ANNAPOLIS -- As a candidate for Anne Arundel County executive, Robert R. Neall made no secret of his contempt for the County Council. The seven-member body, he often said, had been "molded like clay" by County Executive James Lightizer.

Neall's rhetoric may have been appropriate during his campaign against Democrat Theodore J. Sophocleus, a two-term council member. Now, however, the message could come back to haunt the 42-year-old Republican, who will assume the county executive's office on Dec. 3.

Last week's general election in Anne Arundel yielded the most politically diverse council in two decades, one that is acutely aware of the "rubber stamp" label that plagued its predecessor and comprised of newcomers eager to make their marks.

As a result, some analysts here said, Neall, former minority leader of the House of Delegates, could be faced with a legislative branch less supportive than the one that served with Lighthizer. And the council itself, which in the past was characterized by unanimous votes, could succumb to the contentious public deliberations that mark other bipartisan bodies, others said.

"I think the council is going to start thinking like a council and how we can become more visible as policy-makers," said Maureen Lamb, an Annapolis Democrat who was reelected to a third term on the council. "There is going to be an effort, I believe, to be a voice that is, if not different {from the executive's}, at least will be a voice."

The council that will be sworn in next month will have four new members, among them the first two Republicans to serve in 20 years. George F. Bachman (D-Linthicum), 69; Edward Middlebrooks (D-Glen Burnie), 35; and Diane R. Evans (R-Arnold), 42, were selected to fill vacant seats. The fourth, Republican Carl G. Holland, 50, a Pasadena liquor salesman, unseated four-term Democratic incumbent Edward C. Ahern Jr.

Virginia P. Clagett, 47, a four-term Democrat from West River, narrowly won reelection. Democratic council member David G. Boschert, 43, of Crownsville, ran unopposed.

For many observers, the record of the old council was typified by the actions taken at its last meeting in October. At that meeting, council members approved the $1.3 million sale of 10 acres in Odenton on which a private developer plans to build an ice skating rink for use by the Washington Capitals and passed a series of growth controls for the Odenton area.

Both bills were controverisal and both were supported by Lighthizer. After several weeks of behind-the-scenes lobbying, the council approved them unanimously.

According to Lamb, the equilibrium established between Lighthizer and the council's seven members over the last eight years was partially a function of the fact that all were moderate Democrats.

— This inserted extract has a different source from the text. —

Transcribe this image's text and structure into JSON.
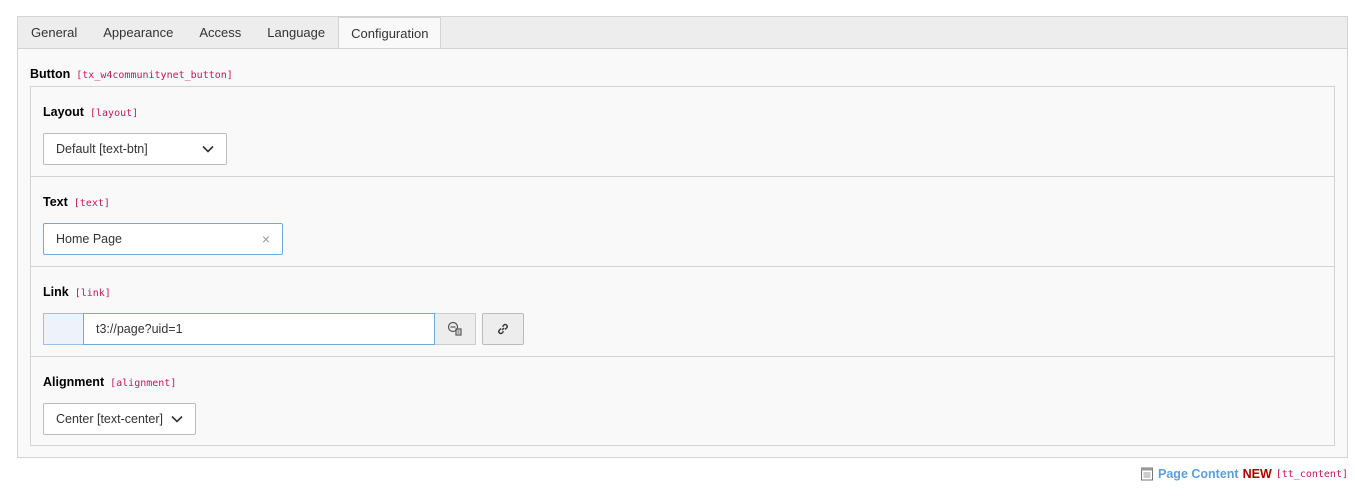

Democrats will retain the majority of votes on the council, and may try to counter the loss of the county executive's office -- and poise themselves to retake it in four years -- by resisting the conservative, business-oriented vision of Neall's Republican administration.

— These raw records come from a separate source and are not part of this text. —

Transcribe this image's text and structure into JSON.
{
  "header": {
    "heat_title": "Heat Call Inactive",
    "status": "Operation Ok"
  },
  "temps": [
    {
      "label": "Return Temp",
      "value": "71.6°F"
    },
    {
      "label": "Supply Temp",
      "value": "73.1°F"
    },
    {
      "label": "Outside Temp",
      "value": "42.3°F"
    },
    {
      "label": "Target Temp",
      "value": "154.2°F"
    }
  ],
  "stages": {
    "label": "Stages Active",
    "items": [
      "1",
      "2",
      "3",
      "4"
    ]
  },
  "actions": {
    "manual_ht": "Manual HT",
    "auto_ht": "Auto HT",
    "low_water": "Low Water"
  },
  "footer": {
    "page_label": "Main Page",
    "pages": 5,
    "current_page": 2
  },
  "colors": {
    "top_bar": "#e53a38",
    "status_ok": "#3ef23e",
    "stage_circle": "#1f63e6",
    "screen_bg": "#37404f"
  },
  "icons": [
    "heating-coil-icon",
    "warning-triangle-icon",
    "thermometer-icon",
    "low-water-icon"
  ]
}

"I think we will have a good relationship with the new executive, but we will be scrutinizing his requests very carefully and be more of a check and balance than perhaps we were in the past," Boschert said.

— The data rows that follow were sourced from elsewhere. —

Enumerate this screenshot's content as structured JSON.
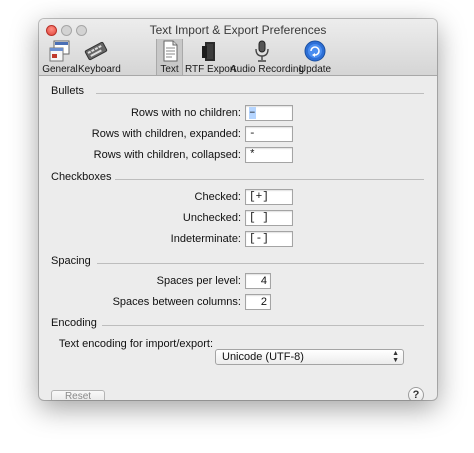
{
  "window": {
    "title": "Text Import & Export Preferences"
  },
  "toolbar": {
    "items": [
      {
        "label": "General",
        "icon": "general-icon"
      },
      {
        "label": "Keyboard",
        "icon": "keyboard-icon"
      },
      {
        "label": "Text",
        "icon": "text-document-icon",
        "selected": true
      },
      {
        "label": "RTF Export",
        "icon": "rtf-export-icon"
      },
      {
        "label": "Audio Recording",
        "icon": "microphone-icon"
      },
      {
        "label": "Update",
        "icon": "update-icon"
      }
    ]
  },
  "bullets": {
    "heading": "Bullets",
    "rows": [
      {
        "label": "Rows with no children:",
        "value": "–"
      },
      {
        "label": "Rows with children, expanded:",
        "value": "-"
      },
      {
        "label": "Rows with children, collapsed:",
        "value": "*"
      }
    ]
  },
  "checkboxes": {
    "heading": "Checkboxes",
    "rows": [
      {
        "label": "Checked:",
        "value": "[+]"
      },
      {
        "label": "Unchecked:",
        "value": "[ ]"
      },
      {
        "label": "Indeterminate:",
        "value": "[-]"
      }
    ]
  },
  "spacing": {
    "heading": "Spacing",
    "rows": [
      {
        "label": "Spaces per level:",
        "value": "4"
      },
      {
        "label": "Spaces between columns:",
        "value": "2"
      }
    ]
  },
  "encoding": {
    "heading": "Encoding",
    "label": "Text encoding for import/export:",
    "value": "Unicode (UTF-8)"
  },
  "footer": {
    "reset_label": "Reset",
    "help_label": "?"
  }
}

But Robert Agee, Lighthizer's chief aide, disagrees that the new council will necessarily be any more independent or disagreeable than the old one. He points out that the county's charter invests most of the government's power in the executive branch, giving the executive the sole authority to make cabinet appointments or cut the size of the government's work force.

Similarly, when the executive prepares his budget, the council may only cut it or increase the education portion. Agee added that in a year when many of Anne Arundel's voters seem to be clamoring for tax relief, Neall's pledge of fiscal conservatism is not likely to find many dissenters.